Wallace Stegner’s Crossing To Safety

Crossing To SafetyHaving read his autobiographical novel Crossing To Safety, I feel I have a sense of who Wallace Stegner was, but recreating the writer from his fictions, even those most transparently personal, is always a perilous undertaking. It also happens to be a lot of fun. Like his author, Stegner’s protagonist Larry Morgan is a writer and teacher whose literary successes would not come until much later in his life. Having to support his wife Sally and their future firstborn, Larry takes a job as a professor in Madison, Wisconsin, where the competition for tenure, intensified by the bleak economic landscape of the Great Depression, leads them to meet and befriend another young married couple, Sidney and Charity Lang. Crossing To Safety is about the lifelong friendship that blossoms between these two couples and the ways this friendship shapes their lives.

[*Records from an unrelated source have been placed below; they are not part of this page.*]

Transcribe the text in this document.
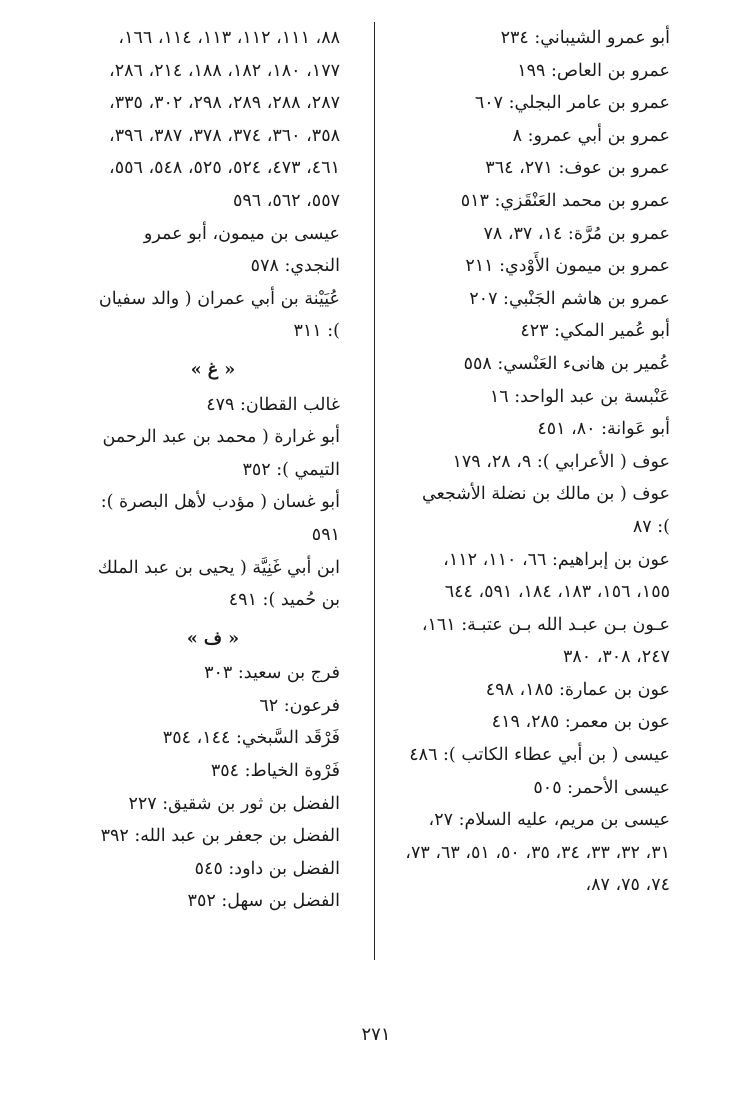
أبو عمرو الشيباني: ٢٣٤

عمرو بن العاص: ١٩٩

عمرو بن عامر البجلي: ٦٠٧

عمرو بن أبي عمرو: ٨

عمرو بن عوف: ٢٧١، ٣٦٤

عمرو بن محمد العَنْقَزي: ٥١٣

عمرو بن مُرَّة: ١٤، ٣٧، ٧٨

عمرو بن ميمون الأَوْدي: ٢١١

عمرو بن هاشم الجَنْبي: ٢٠٧

أبو عُمير المكي: ٤٢٣

عُمير بن هانىء العَنْسي: ٥٥٨

عَنْبسة بن عبد الواحد: ١٦

أبو عَوانة: ٨٠، ٤٥١

عوف ( الأعرابي ): ٩، ٢٨، ١٧٩

عوف ( بن مالك بن نضلة الأشجعي ): ٨٧

عون بن إبراهيم: ٦٦، ١١٠، ١١٢، ١٥٥، ١٥٦، ١٨٣، ١٨٤، ٥٩١، ٦٤٤

عـون بـن عبـد الله بـن عتبـة: ١٦١، ٢٤٧، ٣٠٨، ٣٨٠

عون بن عمارة: ١٨٥، ٤٩٨

عون بن معمر: ٢٨٥، ٤١٩

عيسى ( بن أبي عطاء الكاتب ): ٤٨٦

عيسى الأحمر: ٥٠٥

عيسى بن مريم، عليه السلام: ٢٧، ٣١، ٣٢، ٣٣، ٣٤، ٣٥، ٥٠، ٥١، ٦٣، ٧٣، ٧٤، ٧٥، ٨٧،

٨٨، ١١١، ١١٢، ١١٣، ١١٤، ١٦٦، ١٧٧، ١٨٠، ١٨٢، ١٨٨، ٢١٤، ٢٨٦، ٢٨٧، ٢٨٨، ٢٨٩، ٢٩٨، ٣٠٢، ٣٣٥، ٣٥٨، ٣٦٠، ٣٧٤، ٣٧٨، ٣٨٧، ٣٩٦، ٤٦١، ٤٧٣، ٥٢٤، ٥٢٥، ٥٤٨، ٥٥٦، ٥٥٧، ٥٦٢، ٥٩٦

عيسى بن ميمون، أبو عمرو النجدي: ٥٧٨

عُيَيْنة بن أبي عمران ( والد سفيان ): ٣١١

« غ »

غالب القطان: ٤٧٩

أبو غرارة ( محمد بن عبد الرحمن التيمي ): ٣٥٢

أبو غسان ( مؤدب لأهل البصرة ): ٥٩١

ابن أبي غَنِيَّة ( يحيى بن عبد الملك بن حُميد ): ٤٩١

« ف »

فرج بن سعيد: ٣٠٣

فرعون: ٦٢

فَرْقَد السَّبخي: ١٤٤، ٣٥٤

فَرْوة الخياط: ٣٥٤

الفضل بن ثور بن شقيق: ٢٢٧

الفضل بن جعفر بن عبد الله: ٣٩٢

الفضل بن داود: ٥٤٥

الفضل بن سهل: ٣٥٢

٢٧١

Published in 1987, six years before Stegner’s death, Crossing To Safety contains a lifetime’s worth of passions. The upper-class, educated and literate protagonists give Stegner ample excuse to draw on the full wealth of world literature, from Horace and Dante to Proust and T.S. Eliot. Larry, in particular, and in the way readers always do, is forever relating the events of his life to memorable lines of verse or passages from favorite works. Of these, the most salient is Cicero’s De Amicitia, a treatise on the nature of friendship that serves as a kind of blueprint for Stegner’s plot. What is friendship and how does it flourish? How do our friends shape us, and how do we, in turn, shape them? If this sounds terribly saccharine, Stegner handles his material with care, never allowing his thematic intentions to overshadow his characters. Sally, Sid and Charity are expertly drawn, neither sentimental nothings nor walking contradictions. We follow them through success and disappointment, sickness and health, and feel the same affinity for them that all literary darlings evoke. Even the headstrong Charity, who is on a number of occasions likened to a tyrant in her mastery of her husband, finishes the novel with our sympathy, if not our understanding.

The settings, too, of Vermont and Wisconsin, are skillfully evoked by Stegner, who devoted much of his life to environmentalism and the preservation of nature reserves. It is fitting that it is Robert Frost, so much America’s poet of nature, from whom Stegner takes his title; Frost’s “I Could Give All To Time” uses vivid imagery of the leveling of mountains and shifting of continents to impress upon the reader Time’s all-conquering power, before abruptly switching to a more personal mode:

I could give all to Time except – except
What I myself have held. But why declare
The things forbidden that while the Customs slept
I have crossed to Safety with? For I am There,
And what I would not part with I have kept.

What does it mean to withhold from Time? What can be withheld from time? The Safety Frost speaks of is a safety from Time, and while Frost declines even to hint at what these things may be that he has crossed over with, Stegner is adamant that friendship is a gift not worth parting from.

In an earlier post on Sontag’s Against Interpretation And Other Essays, I spoke about the tension, in literary circles, between irony and sincerity. This is unabashedly a sincere novel; it asks you to meet its characters head on, to sympathize with them rather than condescend to them, to maintain your allegiances until the bitter end. It is all the stronger for this.